The large issuance pressure will likely put some pressure on existing EU bonds, but ECB purchases will offset at least some of that pressure. Even if we expect overall ECB net purchases to fall in the autumn, the share of supranational purchases will likely increase, in line with increasing EU bond issuance. One could look to buy the new bond with pick-up vs existing EU, European Financial Stability Facility (EFSF) and European Stability Mechanism (ESM) bonds in the maturity area.
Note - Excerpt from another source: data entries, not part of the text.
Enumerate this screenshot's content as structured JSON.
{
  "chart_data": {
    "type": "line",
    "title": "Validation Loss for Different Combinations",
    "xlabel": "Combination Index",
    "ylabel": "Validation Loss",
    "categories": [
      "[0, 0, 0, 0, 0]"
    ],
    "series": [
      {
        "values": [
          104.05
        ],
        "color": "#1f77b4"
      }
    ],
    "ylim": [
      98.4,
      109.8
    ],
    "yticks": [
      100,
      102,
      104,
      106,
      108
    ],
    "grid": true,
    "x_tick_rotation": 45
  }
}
less The financing for the EU’s recovery fund will finally start tomorrow with a new 10-year EUR benchmark. The weekend’s G-7 communiqué was mainly hawkish on China, but the accompanying commentary highlighted the balancing act the EU has to pull off. While the UK was beset on the Brexit front, two other pending deals suffered through the weekend. Being able to sign faster trade agreements was one of the selling points of Brexit. Global Headlines Reality check | The G-7 summit couldn t paper over divisions on issues from climate change to Brexit.
The Commission also intends to start auctioning EU-Bills and EU-Bonds as of September 2021. His feature articles have been published on:,, Action forex, Forex TV, Istockanalyst, ForexFactory,,, etc.